Animals and food of animal origin are traded world-wide. People and animals, including wildlife, migrate and travel. Bacteria and their resistance genes therefore have the capacity to spread through multiple routes between countries and continents. Detailed knowledge on the relative importance of these routes is needed to assure setting the right priorities for optimal surveillance as well as control programmes.
The EFFORT project therefore includes samples from many different environments, in collaboration with local farmers, veterinarians and hunters.
Participating farmers have generously agreed to let the EFFORT scientists visit their farms to collect information about the antimicrobial consumption and other potential risk factors, collect samples from their animals, the farm environment and even the farm workers and their families. More information is available below, and in the downloads section.

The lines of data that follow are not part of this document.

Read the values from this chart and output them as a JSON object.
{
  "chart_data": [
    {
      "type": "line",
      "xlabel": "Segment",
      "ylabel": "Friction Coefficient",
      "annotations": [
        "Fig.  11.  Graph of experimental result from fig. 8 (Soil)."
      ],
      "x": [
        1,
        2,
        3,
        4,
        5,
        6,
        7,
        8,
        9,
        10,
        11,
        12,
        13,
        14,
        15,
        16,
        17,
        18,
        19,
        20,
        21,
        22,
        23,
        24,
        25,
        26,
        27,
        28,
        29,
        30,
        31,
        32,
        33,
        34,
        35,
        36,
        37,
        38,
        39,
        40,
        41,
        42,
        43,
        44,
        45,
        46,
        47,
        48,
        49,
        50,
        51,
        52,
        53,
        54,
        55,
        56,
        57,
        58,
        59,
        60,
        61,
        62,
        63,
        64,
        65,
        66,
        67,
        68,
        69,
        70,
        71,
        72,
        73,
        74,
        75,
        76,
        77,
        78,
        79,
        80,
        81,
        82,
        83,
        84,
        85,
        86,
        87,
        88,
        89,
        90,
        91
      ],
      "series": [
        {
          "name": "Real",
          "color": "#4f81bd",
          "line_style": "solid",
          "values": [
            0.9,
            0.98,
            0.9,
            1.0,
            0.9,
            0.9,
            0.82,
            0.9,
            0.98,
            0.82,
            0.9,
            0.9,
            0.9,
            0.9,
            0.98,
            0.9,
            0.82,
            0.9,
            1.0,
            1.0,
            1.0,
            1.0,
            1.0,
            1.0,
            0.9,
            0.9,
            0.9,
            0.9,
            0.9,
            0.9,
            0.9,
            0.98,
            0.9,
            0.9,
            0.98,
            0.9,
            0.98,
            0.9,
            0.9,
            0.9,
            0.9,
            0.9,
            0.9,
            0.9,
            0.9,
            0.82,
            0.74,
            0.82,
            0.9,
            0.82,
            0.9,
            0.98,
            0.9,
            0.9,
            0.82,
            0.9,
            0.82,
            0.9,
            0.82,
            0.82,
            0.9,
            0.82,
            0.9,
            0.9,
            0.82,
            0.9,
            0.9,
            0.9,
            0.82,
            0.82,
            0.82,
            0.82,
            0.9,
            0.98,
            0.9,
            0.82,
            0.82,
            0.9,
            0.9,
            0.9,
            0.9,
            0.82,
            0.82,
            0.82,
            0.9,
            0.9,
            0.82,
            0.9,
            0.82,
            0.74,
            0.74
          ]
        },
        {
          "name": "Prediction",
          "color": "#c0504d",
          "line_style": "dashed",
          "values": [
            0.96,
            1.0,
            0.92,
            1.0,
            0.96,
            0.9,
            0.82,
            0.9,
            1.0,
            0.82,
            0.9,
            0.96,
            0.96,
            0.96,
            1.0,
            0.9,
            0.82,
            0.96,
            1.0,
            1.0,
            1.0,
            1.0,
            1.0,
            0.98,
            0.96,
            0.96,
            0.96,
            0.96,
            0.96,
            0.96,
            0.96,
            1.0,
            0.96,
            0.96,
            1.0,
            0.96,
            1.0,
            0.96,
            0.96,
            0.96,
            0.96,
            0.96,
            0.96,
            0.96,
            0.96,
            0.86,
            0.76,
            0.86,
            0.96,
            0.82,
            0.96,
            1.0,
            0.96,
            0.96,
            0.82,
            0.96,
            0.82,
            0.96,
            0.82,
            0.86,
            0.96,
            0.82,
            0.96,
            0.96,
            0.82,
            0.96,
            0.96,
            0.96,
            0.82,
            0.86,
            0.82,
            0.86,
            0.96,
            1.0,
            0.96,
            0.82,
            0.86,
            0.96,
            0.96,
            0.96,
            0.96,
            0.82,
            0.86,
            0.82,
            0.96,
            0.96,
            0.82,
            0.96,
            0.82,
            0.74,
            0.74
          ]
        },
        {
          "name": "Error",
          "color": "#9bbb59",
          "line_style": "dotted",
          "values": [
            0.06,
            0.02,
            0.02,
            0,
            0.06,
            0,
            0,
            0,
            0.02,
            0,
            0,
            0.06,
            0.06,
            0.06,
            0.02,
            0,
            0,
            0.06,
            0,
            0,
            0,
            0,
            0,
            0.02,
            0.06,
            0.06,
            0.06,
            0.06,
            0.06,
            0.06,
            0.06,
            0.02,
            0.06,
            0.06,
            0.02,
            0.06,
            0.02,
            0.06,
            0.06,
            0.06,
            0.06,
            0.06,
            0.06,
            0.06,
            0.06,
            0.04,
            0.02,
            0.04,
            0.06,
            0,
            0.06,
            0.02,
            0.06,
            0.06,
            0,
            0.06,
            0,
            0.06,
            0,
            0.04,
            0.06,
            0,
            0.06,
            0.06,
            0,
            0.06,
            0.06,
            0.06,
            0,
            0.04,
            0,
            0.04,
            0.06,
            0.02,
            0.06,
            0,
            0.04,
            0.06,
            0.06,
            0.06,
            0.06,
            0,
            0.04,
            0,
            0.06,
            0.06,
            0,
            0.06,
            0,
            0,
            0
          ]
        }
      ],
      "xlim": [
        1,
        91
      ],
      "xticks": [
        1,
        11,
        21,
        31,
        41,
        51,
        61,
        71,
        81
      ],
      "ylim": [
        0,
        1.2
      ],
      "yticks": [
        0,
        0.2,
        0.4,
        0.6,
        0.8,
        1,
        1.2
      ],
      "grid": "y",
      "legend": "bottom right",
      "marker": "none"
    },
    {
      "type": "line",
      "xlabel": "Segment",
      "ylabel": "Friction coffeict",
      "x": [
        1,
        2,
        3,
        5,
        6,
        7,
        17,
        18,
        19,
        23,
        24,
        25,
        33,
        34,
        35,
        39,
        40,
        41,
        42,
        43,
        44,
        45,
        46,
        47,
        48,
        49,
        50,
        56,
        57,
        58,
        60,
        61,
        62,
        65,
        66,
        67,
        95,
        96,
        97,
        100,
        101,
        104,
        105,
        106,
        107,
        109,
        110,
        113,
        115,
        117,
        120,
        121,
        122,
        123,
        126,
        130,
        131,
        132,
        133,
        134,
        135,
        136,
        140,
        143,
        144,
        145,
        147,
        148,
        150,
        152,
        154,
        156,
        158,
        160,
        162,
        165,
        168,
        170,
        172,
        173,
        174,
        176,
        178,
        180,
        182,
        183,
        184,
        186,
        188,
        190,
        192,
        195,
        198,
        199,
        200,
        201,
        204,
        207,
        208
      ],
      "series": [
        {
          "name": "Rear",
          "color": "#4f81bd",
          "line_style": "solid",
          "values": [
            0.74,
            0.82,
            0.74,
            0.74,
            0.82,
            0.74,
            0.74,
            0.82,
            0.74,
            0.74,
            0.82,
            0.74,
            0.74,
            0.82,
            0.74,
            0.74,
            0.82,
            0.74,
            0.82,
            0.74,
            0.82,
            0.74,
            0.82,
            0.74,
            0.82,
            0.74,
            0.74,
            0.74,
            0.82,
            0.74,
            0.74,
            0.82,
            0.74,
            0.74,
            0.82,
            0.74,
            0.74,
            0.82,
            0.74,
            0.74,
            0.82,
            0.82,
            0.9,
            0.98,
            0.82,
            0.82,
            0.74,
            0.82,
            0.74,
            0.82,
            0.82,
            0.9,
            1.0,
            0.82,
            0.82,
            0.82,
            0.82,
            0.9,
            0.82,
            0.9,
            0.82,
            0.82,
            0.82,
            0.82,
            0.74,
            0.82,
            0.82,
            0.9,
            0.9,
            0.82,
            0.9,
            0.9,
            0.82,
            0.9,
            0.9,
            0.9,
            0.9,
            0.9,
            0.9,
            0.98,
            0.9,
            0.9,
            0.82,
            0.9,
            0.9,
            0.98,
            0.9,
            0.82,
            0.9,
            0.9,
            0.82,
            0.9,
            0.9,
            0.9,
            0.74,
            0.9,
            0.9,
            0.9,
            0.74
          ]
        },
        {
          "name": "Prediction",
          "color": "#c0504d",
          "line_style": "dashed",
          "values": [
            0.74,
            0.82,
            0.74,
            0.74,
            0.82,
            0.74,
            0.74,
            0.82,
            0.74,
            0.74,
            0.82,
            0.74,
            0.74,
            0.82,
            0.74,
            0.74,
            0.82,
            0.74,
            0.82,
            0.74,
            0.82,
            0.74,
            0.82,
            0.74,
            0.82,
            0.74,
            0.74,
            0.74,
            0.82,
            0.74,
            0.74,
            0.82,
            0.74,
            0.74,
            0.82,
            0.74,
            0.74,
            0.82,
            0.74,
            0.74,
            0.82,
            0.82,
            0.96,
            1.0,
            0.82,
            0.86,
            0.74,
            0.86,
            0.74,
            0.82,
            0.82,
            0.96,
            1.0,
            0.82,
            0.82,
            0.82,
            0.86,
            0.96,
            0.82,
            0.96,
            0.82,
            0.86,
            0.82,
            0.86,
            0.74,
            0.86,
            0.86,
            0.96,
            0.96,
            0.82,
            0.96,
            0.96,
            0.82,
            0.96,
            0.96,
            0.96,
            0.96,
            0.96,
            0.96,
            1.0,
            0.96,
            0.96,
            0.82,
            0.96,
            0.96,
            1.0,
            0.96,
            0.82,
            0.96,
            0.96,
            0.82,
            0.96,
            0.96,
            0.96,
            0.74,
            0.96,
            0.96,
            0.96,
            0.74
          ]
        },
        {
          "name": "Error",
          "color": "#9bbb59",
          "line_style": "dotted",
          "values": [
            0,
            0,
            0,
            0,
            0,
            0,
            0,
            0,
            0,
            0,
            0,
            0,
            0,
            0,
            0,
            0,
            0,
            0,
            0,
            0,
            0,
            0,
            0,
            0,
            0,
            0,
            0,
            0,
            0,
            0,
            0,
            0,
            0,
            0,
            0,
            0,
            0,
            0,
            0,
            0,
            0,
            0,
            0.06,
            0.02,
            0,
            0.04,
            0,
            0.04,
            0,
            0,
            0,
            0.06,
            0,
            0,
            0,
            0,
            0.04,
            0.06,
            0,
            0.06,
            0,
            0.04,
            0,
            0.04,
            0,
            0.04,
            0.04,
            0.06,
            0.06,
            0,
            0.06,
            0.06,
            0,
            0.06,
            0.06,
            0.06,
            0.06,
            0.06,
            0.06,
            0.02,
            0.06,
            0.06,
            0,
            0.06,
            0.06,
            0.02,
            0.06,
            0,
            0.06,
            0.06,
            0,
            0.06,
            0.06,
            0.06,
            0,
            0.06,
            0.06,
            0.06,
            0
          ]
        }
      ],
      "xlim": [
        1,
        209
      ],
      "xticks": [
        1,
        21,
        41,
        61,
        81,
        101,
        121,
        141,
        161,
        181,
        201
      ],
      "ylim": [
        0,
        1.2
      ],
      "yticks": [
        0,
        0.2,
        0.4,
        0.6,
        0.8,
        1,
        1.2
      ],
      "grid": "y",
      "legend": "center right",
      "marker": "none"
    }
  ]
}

In the selected herds, representative samples of the farm animals and the environment will be collected. These will be used for analyses of resistance in relation to farm parameters.
Many of the scientists working on the project are veterinarians. In addition to this, local practitioners will be involved in for example sampling and recruiting companion animals for the study.
The picture shows Manon Houben, from EFFORT partner PorQ, sampling milk from a lactating sow. ©marietafotografie
As part of the EFFORT study, faecal samples will be collected from both adults and children. Adults to be included in the study are subjects with a presumed high occupational exposure (farmers, slaughterhouse workers) to microbial agents or adults who live with an individual with high occupational exposure (spouses). The study will also include children that live on a farm and have parents with high occupational exposure. These children are likely to have frequent and close contact with animals and are thus of interest for the purpose of the EFFORT study.
Companion animals will be sampled to explore the contribution of this animal population to the occurrence of antimicrobial resistance. While the owners will provide fecal samples from their dogs, their veterinarians will be able to give information on any past consumption of antibiotics.
Samples, from existing surveillance programs in wildlife (e.g. wild birds, boars, deers) will be included in the EFFORT study, to determine the occurrence and characteristics of antimicrobial resistance in these populations.